Total RNA was extracted using using the RNeasy Mini Kit (Qiagen) and cDNA was synthesized using the Verso cDNA Kit (Thermo Scientific). Quantitative PCR was performed using FastStart Universal SYBR Green Master (Roche) with the following primer sequences:

mouse JAK2 F: GATGGCGGTGTTAGACATGA,

mouse JAK2 R: TGCTGAATGAATCTGCGAAA,

mouse β actin F: GATCTGGCACCACACCTTCT,

mouse β actin R: CCATCACAATGCCTGTGGTA,

human JAK2 F: TCTTTCTTTGAAGCAGCAAG,

human JAK2 R: CCATGCCAACTGTTTAGCAA,

human HPRT1 F: AGATGGTCAAGGTCGCAAG,

human HPRT1 R: GTATTCATTATAGTCAAGGGCATATC.

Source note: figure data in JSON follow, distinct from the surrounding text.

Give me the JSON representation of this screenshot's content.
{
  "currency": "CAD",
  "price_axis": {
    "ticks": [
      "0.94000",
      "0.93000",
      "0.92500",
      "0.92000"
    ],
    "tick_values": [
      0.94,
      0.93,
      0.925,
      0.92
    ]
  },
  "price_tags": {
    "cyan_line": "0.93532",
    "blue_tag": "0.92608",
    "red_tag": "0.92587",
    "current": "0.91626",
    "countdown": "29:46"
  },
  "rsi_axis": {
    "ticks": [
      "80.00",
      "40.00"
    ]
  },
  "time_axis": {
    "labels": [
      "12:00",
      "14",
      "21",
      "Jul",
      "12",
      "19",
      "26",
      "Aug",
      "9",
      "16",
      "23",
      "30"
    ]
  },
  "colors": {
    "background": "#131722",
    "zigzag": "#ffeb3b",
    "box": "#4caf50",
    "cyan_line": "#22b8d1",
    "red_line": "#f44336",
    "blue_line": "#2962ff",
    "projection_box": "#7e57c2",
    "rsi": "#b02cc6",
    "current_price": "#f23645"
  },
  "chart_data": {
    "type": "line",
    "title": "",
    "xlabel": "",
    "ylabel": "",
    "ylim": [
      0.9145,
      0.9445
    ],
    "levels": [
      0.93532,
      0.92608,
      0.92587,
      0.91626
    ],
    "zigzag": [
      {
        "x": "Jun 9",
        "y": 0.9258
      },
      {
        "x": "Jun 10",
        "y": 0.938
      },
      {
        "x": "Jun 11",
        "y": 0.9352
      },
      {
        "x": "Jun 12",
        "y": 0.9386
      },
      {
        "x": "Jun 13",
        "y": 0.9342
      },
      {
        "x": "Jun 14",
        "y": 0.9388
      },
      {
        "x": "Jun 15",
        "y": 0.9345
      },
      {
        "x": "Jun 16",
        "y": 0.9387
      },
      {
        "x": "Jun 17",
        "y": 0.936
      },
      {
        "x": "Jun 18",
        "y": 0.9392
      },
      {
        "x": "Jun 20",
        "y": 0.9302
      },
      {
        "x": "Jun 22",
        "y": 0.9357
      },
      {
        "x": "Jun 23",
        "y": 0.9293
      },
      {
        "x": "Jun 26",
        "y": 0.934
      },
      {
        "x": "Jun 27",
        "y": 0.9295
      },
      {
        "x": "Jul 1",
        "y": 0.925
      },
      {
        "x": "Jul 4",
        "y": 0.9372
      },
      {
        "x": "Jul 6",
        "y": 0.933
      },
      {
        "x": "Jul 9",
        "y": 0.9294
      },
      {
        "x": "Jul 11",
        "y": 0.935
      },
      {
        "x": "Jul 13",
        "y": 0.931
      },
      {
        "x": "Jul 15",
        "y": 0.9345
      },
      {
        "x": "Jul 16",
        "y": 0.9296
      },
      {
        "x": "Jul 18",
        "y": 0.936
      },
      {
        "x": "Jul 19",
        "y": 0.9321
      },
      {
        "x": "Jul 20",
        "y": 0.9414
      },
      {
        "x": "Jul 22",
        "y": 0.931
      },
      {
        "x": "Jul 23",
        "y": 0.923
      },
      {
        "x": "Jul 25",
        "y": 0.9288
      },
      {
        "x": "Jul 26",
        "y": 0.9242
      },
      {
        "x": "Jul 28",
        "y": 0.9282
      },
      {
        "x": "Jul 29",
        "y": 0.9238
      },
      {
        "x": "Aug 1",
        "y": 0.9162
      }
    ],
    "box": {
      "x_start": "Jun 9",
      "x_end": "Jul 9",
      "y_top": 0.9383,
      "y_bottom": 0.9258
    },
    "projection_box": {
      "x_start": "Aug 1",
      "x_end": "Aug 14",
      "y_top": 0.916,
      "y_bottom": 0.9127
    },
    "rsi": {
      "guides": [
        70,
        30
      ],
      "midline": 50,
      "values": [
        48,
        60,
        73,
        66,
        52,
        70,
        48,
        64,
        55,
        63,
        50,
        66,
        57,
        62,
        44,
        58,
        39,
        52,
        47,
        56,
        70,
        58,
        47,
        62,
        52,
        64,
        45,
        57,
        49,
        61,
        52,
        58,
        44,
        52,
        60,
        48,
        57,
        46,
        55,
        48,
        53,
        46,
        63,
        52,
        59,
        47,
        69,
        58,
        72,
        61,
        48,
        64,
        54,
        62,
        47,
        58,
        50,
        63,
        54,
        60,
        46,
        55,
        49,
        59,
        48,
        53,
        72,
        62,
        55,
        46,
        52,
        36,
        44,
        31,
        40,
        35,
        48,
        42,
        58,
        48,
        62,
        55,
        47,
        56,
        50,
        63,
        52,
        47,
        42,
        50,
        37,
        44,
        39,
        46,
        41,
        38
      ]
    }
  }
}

Chromatin Immunoprecipitation (ChIP) assay

We performed ChIP-qPCR and ChIP-Seq analysis in SET2 naïve and JAK2-inhibitor persistent cells using a previously described ChIP method[32]. Briefly, chromatin from fixed cells was fragmented to a size range of 200–700 bases with a Branson 250 Sonifier. Solubilized chromatin was immunoprecipitated with antibody against H3K4me3 (Abcam 8580), H3K9me3 (Abcam 8898) and H3K27me3 (Upstate 07-449). Each of these antibodies was validated by Western blots and peptide competitions as previously described[32]. Antibody–chromatin complexes were pulled-down using protein A-Sepharose, washed and then eluted. After cross-link reversal and Proteinase K treatment, immunoprecipitated DNA was extracted with phenol-chloroform, ethanol precipitated, and treated with RNase. ChIP DNA was quantified using PicoGreen. For ChIP-qPCR, primer sequences for qPCR tiling primers across the JAK2 promoter region are listed in Supplementary Table 3. qPCR was performed on ABI-7500 instrument. For ChIP-Seq in native SET2 cells, ChIP DNA and input controls were sequenced using the Illumina Genome Analyzer.

In vitro kinase assays

Protein was harvested from naïve and INPer SET-2 cells and used for in vitro kinase assays. Endogenous JAK2 protein was precipitated with anti-JAK2 antibody (Santa Cruz, Cat. No. sc-34480) and Protein G Sepharose gel. For JAK2 activity assay, the immunoprecipitated JAK2 was incubated with Myelin Basic Protein (MBP) in a buffer containing 25 mM Tris-HCl (pH7.5), 10mM MgCl2, 5 μM ATP and 2 mM DTT. The reaction was incubated at room temperature with 1 and 10 nM INCB18424 for an hour and stopped by adding the SDS sample loading buffer. Samples were run in reducing conditions on SDS-PAGE gels and immunoblotted using a pan phospho tyrosine antibody (Millipore).

Patient samples

The Institutional Review Boards of Memorial Sloan Kettering Cancer Center and MD Anderson Cancer Center approved sample collection and all experiments. Informed consent was obtained from all human subjects prior to study. Granulocytes were extracted using standard procedures from patient samples and viably frozen prior to use.

Gene expression analyses

Ba/F3 WL cells were treated with either DMSO or 0.8 μM INCB18424 for 4 hours in triplicates. INPer WL cells were also treated for 0.8 μM INCB18424 for 4 hours in triplicates after which cells were harvested in Trizol. RNA was extracted from the cells and analyzed for gene expression using Affymetrix microarray version MOE 430 2.0. Data was analyzed using the Partek GS Version 6.5 software. Data has been deposited in the Gene Expression Omnibus under accession number GSE38335.